Series expansion Fourier-Legendre Can anyone explain me how can I expand this function using the Fourier-Legendre expansion?
f(x) = x ; -1<=x<=1

Thanks.
 A: As $f(x)$ itself is a Legendre polynomial, namely $P_1$, the expansion can directly be seen to be
$$f(x) = x = 0\cdot P_0+1\cdot P_1+0\cdot P_2+0\cdot P_3+ \cdot\cdot\cdot$$
Formally, you could look at the Fourier-Legendre expansion defined for any $f(x)$ as follows:
$$f(x)=\sum_{j=0}^\infty a_jP_j(x)$$
where the coefficients can be calculated from
$$a_j=\frac{\int_{-1}^{+1} f(x)P_jdx}{\int_{-1}^{+1} P_j^2dx}$$
The integral $\int_{-1}^{+1} P_j^2dx$ is easily evaluated to be equal to $\frac{2}{2j+1}$, see for instance (Legendre Polynomials: proofs).

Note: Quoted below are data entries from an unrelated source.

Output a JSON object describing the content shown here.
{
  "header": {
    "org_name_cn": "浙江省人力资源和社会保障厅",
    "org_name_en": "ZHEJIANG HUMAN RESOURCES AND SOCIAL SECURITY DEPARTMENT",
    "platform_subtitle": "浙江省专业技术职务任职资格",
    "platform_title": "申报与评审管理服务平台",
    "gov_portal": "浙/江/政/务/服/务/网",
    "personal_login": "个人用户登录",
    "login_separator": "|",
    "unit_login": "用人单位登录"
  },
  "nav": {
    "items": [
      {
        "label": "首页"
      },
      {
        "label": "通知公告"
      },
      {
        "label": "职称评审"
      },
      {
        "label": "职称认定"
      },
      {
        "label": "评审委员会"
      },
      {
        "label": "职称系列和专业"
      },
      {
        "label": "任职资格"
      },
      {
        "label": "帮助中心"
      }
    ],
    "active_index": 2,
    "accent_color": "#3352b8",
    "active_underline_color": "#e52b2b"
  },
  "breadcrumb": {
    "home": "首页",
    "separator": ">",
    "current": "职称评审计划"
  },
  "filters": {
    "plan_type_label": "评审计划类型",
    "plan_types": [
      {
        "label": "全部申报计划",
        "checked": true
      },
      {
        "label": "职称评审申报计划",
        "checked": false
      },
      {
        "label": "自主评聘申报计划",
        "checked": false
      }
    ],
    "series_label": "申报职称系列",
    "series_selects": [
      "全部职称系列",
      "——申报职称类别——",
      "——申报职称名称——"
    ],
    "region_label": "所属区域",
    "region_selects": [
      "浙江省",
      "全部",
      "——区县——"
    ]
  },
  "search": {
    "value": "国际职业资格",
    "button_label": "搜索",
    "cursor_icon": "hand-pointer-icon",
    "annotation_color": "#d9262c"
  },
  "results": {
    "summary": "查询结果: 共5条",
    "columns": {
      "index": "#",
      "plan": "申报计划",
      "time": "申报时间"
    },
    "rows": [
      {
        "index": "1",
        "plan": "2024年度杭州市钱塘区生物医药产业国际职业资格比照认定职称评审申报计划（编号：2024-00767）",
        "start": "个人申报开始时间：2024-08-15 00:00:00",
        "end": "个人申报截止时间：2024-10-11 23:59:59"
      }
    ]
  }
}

Here, the other integral can be evaluated for $j=0$ and $j>=1$ separately as follows:
$$\int_{-1}^{+1} f(x)P_0dx=\int_{-1}^{+1} xdx=0$$
and
$$\int_{-1}^{+1} f(x)P_jdx=\int_{-1}^{+1} xP_jdx=\int_{-1}^{+1} \frac{(j+1)P_{j+1}+jP_{j-1}}{2j+1}dx$$
which equals zero for $j>=2$ because $\int_{-1}^{+1} P_jdx=0$ when $j>=1$, and only the term for $j=1$ evaluates to a non-zero-value:
$$\int_{-1}^{+1} xP_1dx=\int_{-1}^{+1} \frac{2P_2+P_0}{3}=\int_{-1}^{+1} \frac{P_0}{3}=\int_{-1}^{+1} \frac{1}{3}=\frac{2}{3}$$
And thus the only non-zero coefficient is
$$a_1=\frac{2/3}{2/3}=1$$
as expected.
Above use has been made of the recurrence formula $(n+1)P_{n+1}=(2n+1)xP_n−nP_{n−1}$ for which a proof can be found in (Legendre Equation Properties), and the fact that when $n\not =m$, then $P_n$ and $P_m$ are orthogonal, that is to say $\int_{-1}^{+1} P_nP_mdx=0$, with as special case $\int_{-1}^{+1} P_ndx=\int_{-1}^{+1} P_nP_0dx=0$ when $n\not=0$.
Of course, using this same orthogonality property and noting that $f(x)=x=P_1(x)$, you could derive immediately that $\int_{-1}^{+1} f(x)P_j(x)dx=\int_{-1}^{+1} P_1(x)P_j(x)dx=0$, thus also $a_j=0$, when $j\not=1$.